«Chaque chrétien est citoyen de la Terre Sainte»
Originaire de Terre Sainte, Margaret Karram a été élue en 2021 présidente des Focolari, mouvement fondé en 1943 par Chiara Lubich qui compte actuellement plus de deux millions d’adhérents. Son père, Boulos Asaad Karram, était membre de l’Ordre du Saint-Sépulcre. « À la suite de mon père, Chevalier du Saint-Sépulcre, je cherche à être servante de la lumière de l’amour qui illumine la nuit de l’humanité », confie-t-elle dans cet entretien.
Margaret Karram, quelle est en quelques mots l’histoire de votre famille palestinienne ?
Je suis née à Haïfa, en Galilée, le 3 mars 1962. Mes parents, Palestiniens et catholiques, m’ont appelée Marguerite-Marie en l’honneur de la voyante de Paray-le-Monial, qui contribua à faire connaître et aimer le Cœur de Jésus. Papa était originaire de Nazareth et Maman de Haifa. Ils se sont mariés dans les années 1950. J’ai trois frères et sœurs : Marie-Thérèse, Anna-Maria, Antoine-Joseph. Nous avons eu la citoyenneté israélienne à la naissance. Des membres de ma famille paternelle qui avait fui au Liban en 1948, lors de la création de l’Etat juif, n’ont plus pu revenir. Nous n’avons donc pu voir souvent notre parenté, mais nous aimions écouter nos grands-parents et nos parents raconter l’histoire de notre famille en feuilletant les albums de photos. Cette réalité des familles séparées en Terre Sainte est très dure, nous l’avons expérimenté douloureusement avec un fort sentiment d’injustice, mais notre éducation dans la foi nous a donné un horizon de fraternité pour construire des passerelles de paix. Nous vivions à cette époque à Haïfa, dans un quartier où habitaient diverses familles juives, sur les pentes du mont Carmel, non loin du célèbre monastère-sanctuaire de Notre-Dame du Mont Carmel, et à l’école des sœurs carmélites que nous avons fréquentée nous apprenions, aux côtés des enfants arabes musulmans, à pardonner et à aller de l’avant dans les relations interreligieuses.

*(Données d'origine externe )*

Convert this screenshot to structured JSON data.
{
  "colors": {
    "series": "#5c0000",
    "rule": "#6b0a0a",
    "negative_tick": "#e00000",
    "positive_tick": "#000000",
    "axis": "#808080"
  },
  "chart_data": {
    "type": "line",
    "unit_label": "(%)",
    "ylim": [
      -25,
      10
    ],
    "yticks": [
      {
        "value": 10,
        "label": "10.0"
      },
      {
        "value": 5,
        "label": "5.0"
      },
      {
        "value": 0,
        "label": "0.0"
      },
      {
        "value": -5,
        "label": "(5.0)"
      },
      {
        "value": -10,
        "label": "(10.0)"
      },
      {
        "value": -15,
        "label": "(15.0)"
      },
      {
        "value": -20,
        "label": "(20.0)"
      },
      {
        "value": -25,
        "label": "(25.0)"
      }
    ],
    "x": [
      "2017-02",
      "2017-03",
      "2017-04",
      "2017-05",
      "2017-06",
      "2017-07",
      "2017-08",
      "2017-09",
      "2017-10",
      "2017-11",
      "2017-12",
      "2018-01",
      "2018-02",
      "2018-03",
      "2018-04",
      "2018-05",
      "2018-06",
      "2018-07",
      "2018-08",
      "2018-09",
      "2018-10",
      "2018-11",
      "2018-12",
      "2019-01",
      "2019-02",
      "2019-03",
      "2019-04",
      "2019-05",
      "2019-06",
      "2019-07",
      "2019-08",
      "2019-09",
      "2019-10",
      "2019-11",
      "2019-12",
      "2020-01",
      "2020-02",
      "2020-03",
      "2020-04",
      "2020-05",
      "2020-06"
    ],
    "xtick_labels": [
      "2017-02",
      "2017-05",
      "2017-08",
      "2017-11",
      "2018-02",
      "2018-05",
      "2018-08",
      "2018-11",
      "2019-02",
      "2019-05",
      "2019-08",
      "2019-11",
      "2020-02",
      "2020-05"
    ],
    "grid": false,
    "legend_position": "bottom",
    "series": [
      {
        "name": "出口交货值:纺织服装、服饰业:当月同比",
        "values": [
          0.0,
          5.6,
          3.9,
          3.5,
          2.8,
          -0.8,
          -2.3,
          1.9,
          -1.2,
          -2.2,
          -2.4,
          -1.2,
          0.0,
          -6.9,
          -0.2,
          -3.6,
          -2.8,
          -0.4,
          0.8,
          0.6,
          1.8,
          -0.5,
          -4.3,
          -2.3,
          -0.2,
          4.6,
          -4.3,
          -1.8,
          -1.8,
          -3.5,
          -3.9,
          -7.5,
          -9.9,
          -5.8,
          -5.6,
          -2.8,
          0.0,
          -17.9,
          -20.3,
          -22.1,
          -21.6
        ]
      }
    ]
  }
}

Je me souviens que des enfants juifs dans le quartier nous insultaient parfois, nous disant de partir, que ce pays n’était pas le nôtre… Notre maman, me voyant pleurer à cause de cela, décida d’inviter ces enfants à la maison pour leur offrir du pain chaud. J’avais environ 5 ans, ce fut un effort inimaginable pour moi mais je n’oublierai jamais le sourire de ces enfants juifs repartant de chez nous avec chacun un morceau de délicieux pain arabe. Leurs parents sont ensuite venus remercier ma mère et de là est né un rapport nouveau entre nous tous. J’ai appris ainsi combien un petit geste d’amour peut construire une amitié et nous aider à surpasser les peurs.
Depuis toute petite j’avais au cœur un désir puissant de justice et je désirais, au fil des ans, consacrer ma vie à l’avènement de la paix dans mon pays. Il reste beaucoup à faire en faveur des droits des Palestiniens, même si Haïfa est désormais considérée comme une ville multiculturelle et multiconfessionnelle.